In Orange County, trends were more positive.
The occupancy rate came in at 71.4%, compared with last year's 70.4%, while
the average daily room rate in February moved up by 9.5% to $119.49.
The two strongest submarkets in the County were Newport Beach (78.2%) and
the Orange County Airport area (77.8%). (Jack
Kyser)
FREE TRADE AREA OF THE AMERICAS--10 YEARS IN THE MAKING
Leaders of the 34 countries of the Western Hemisphere
(excluding Cuba) just agreed to establish the world's largest free trade
bloc by the end of 2005. The Summit of the Americas at Quebec reinforced
an idea that had begun more than 10 years ago under the "Enterprise for
the Americas Initiative" (EAI) proposed by the first President Bush.

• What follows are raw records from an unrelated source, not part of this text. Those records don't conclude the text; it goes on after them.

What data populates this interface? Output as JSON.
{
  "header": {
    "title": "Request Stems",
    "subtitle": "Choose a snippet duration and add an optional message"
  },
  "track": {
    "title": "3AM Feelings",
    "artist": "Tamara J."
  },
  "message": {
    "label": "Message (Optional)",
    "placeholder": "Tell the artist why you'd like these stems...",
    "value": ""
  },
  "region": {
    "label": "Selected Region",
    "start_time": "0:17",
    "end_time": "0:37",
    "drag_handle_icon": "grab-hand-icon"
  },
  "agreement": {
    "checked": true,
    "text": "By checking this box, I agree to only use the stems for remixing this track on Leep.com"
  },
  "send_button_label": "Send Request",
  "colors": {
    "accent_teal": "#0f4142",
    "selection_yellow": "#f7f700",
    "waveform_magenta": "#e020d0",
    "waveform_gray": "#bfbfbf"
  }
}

The Free Trade Area of the Americas (FTAA) will be a $11-13 trillion economic
area with over 800 million consumers. A new era of cooperation between
the Northern Colossus and its southern neighbors can indeed help bring
more economic prosperity and political liberalization to the hemisphere.
But the second President Bush first has to get "trade promotion" authority
(formerly the "fast-track" authority) from Congress. This would permit
a simple up or down vote by Congress with no changes to the negotiated
terms. Without that authority sealed in stone, other American nations
will be reluctant to engage in negotiations with the U.S. because Congress
might try to alter the content of such trade agreements. (George
Huang)
EAI info: http://bushlibrary.tamu.edu/papers/1990/90091401.html
FTAA info: http://www.alca-ftaa.org/Alca_e.asp
QUICK STATS:
* BLS: US Consumer Price Index for 3/01: +0.1% (2/01: +0.3%)

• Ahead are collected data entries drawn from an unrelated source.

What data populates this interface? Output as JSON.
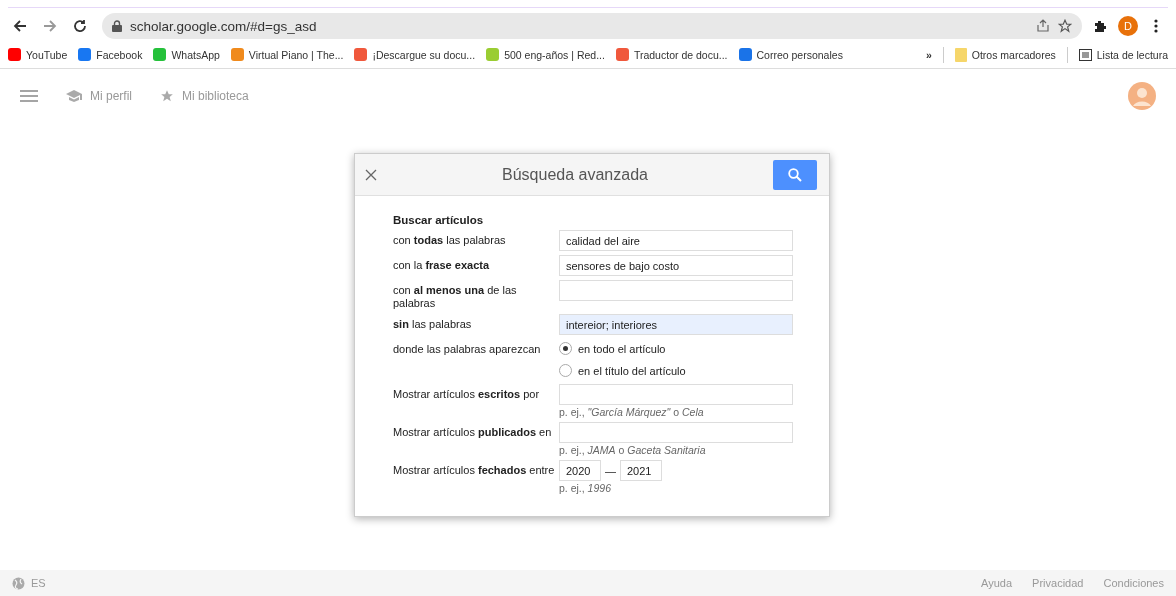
{
  "browser": {
    "url": "scholar.google.com/#d=gs_asd",
    "profile_initial": "D",
    "bookmarks": [
      {
        "label": "YouTube",
        "color": "#ff0000"
      },
      {
        "label": "Facebook",
        "color": "#1877f2"
      },
      {
        "label": "WhatsApp",
        "color": "#25c13b"
      },
      {
        "label": "Virtual Piano | The...",
        "color": "#f08a1c"
      },
      {
        "label": "¡Descargue su docu...",
        "color": "#f0583c"
      },
      {
        "label": "500 eng-años | Red...",
        "color": "#9acd32"
      },
      {
        "label": "Traductor de docu...",
        "color": "#f0583c"
      },
      {
        "label": "Correo personales",
        "color": "#1a73e8"
      }
    ],
    "more": "»",
    "other_bookmarks": "Otros marcadores",
    "reading_list": "Lista de lectura"
  },
  "header": {
    "nav": [
      {
        "label": "Mi perfil",
        "kind": "profile"
      },
      {
        "label": "Mi biblioteca",
        "kind": "library"
      }
    ]
  },
  "dialog": {
    "title": "Búsqueda avanzada",
    "section": "Buscar artículos",
    "rows": [
      {
        "kind": "text",
        "label": "con **todas** las palabras",
        "value": "calidad del aire",
        "focused": false
      },
      {
        "kind": "text",
        "label": "con la **frase exacta**",
        "value": "sensores de bajo costo",
        "focused": false
      },
      {
        "kind": "text",
        "label": "con **al menos una** de las palabras",
        "focused": false
      },
      {
        "kind": "text",
        "label": "**sin** las palabras",
        "value": "intereior; interiores",
        "focused": true
      },
      {
        "kind": "radio",
        "label": "donde las palabras aparezcan",
        "options": [
          {
            "label": "en todo el artículo",
            "selected": true
          },
          {
            "label": "en el título del artículo",
            "selected": false
          }
        ]
      },
      {
        "kind": "text",
        "label": "Mostrar artículos **escritos** por",
        "hint": "p. ej., *\"García Márquez\"* o *Cela*",
        "focused": false
      },
      {
        "kind": "text",
        "label": "Mostrar artículos **publicados** en",
        "hint": "p. ej., *JAMA* o *Gaceta Sanitaria*",
        "focused": false
      },
      {
        "kind": "dates",
        "label": "Mostrar artículos **fechados** entre",
        "from": "2020",
        "separator": "—",
        "to": "2021",
        "hint": "p. ej., *1996*"
      }
    ]
  },
  "footer": {
    "language": "ES",
    "links": [
      "Ayuda",
      "Privacidad",
      "Condiciones"
    ]
  }
}
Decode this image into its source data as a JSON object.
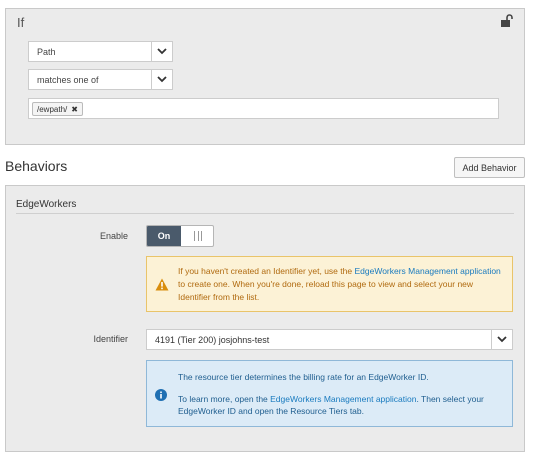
{
  "if_panel": {
    "title": "If",
    "condition_field": "Path",
    "condition_operator": "matches one of",
    "values": [
      "/ewpath/"
    ],
    "remove_tag_symbol": "✖"
  },
  "behaviors": {
    "title": "Behaviors",
    "add_button_label": "Add Behavior"
  },
  "edgeworkers": {
    "title": "EdgeWorkers",
    "enable_label": "Enable",
    "enable_state": "On",
    "warning": {
      "text_1": "If you haven't created an Identifier yet, use the ",
      "link_1": "EdgeWorkers Management application",
      "text_2": " to create one. When you're done, reload this page to view and select your new Identifier from the list."
    },
    "identifier_label": "Identifier",
    "identifier_value": "4191 (Tier 200) josjohns-test",
    "info": {
      "line_1": "The resource tier determines the billing rate for an EdgeWorker ID.",
      "text_2a": "To learn more, open the ",
      "link_2": "EdgeWorkers Management application",
      "text_2b": ". Then select your EdgeWorker ID and open the Resource Tiers tab."
    }
  },
  "colors": {
    "toggle_on": "#4a5a6b",
    "warning_bg": "#fcf2d6",
    "warning_text": "#b06a0f",
    "info_bg": "#dcebf7",
    "info_text": "#1f5e8f",
    "link": "#1a7bbf"
  }
}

* BLS: LA Area Consumer Price Index for 3/01: +0.5% (2/01: +0.7%)
* Census: US exports for 2/01: +0.1% to US$90.5 billion (1/01: +0.4%
to $89.6bil.)
* Census: US imports for 2/01: -4.4% to $117.4bil. (1/01: +0.4% to
$122.8bil.)
* Census: US trade deficit for 2/01: $27.0bil. (1/01: $33.3bil.)

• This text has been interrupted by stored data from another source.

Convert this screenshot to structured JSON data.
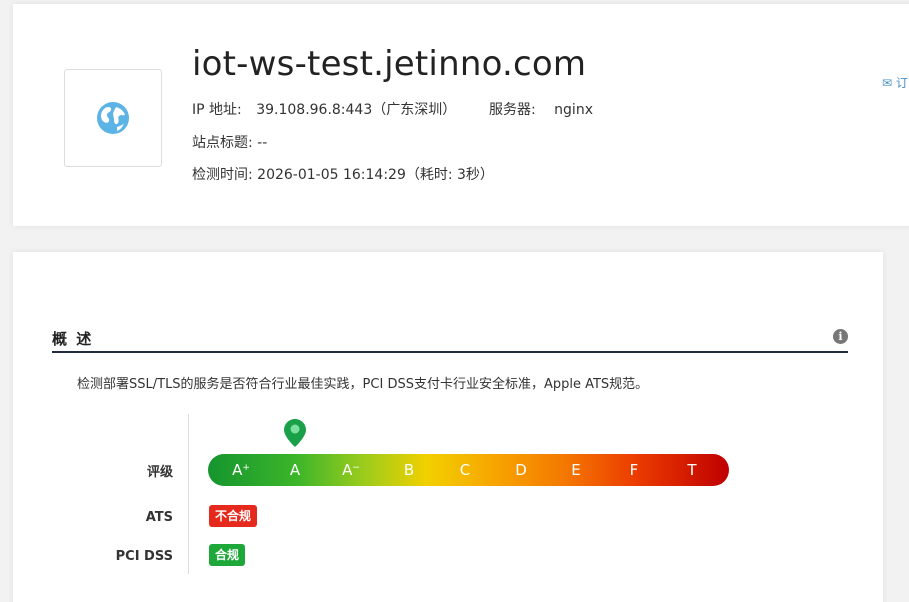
{
  "header": {
    "host": "iot-ws-test.jetinno.com",
    "ip_label": "IP 地址:",
    "ip_value": "39.108.96.8:443（广东深圳）",
    "server_label": "服务器:",
    "server_value": "nginx",
    "site_title_label": "站点标题:",
    "site_title_value": "--",
    "check_time_label": "检测时间:",
    "check_time_value": "2026-01-05 16:14:29（耗时: 3秒）",
    "mail_link": "订"
  },
  "overview": {
    "title": "概 述",
    "description": "检测部署SSL/TLS的服务是否符合行业最佳实践，PCI DSS支付卡行业安全标准，Apple ATS规范。",
    "grade_label": "评级",
    "grades": [
      "A+",
      "A",
      "A-",
      "B",
      "C",
      "D",
      "E",
      "F",
      "T"
    ],
    "selected_grade": "A",
    "ats_label": "ATS",
    "ats_value": "不合规",
    "pci_label": "PCI DSS",
    "pci_value": "合规"
  },
  "colors": {
    "non_compliant": "#e52a1d",
    "compliant": "#1fa83a",
    "pin": "#1aa048"
  }
}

* Census: US housing starts for 3/01: -1.3% to 1.61 million annual
units (2/01: -2.2% to 1.63mil.a.u.)
* Conference Board: US Index of Leading Economic Indicators for 3/01:
-0.3% (2/01: -0.2%)
* Federal Reserve: US industrial production for 3/01: +0.4% (2/01:
-0.4%)
* Federal Reserve: US industrial capacity utilization rate for 3/01:
79.4% (2/01: 79.3%)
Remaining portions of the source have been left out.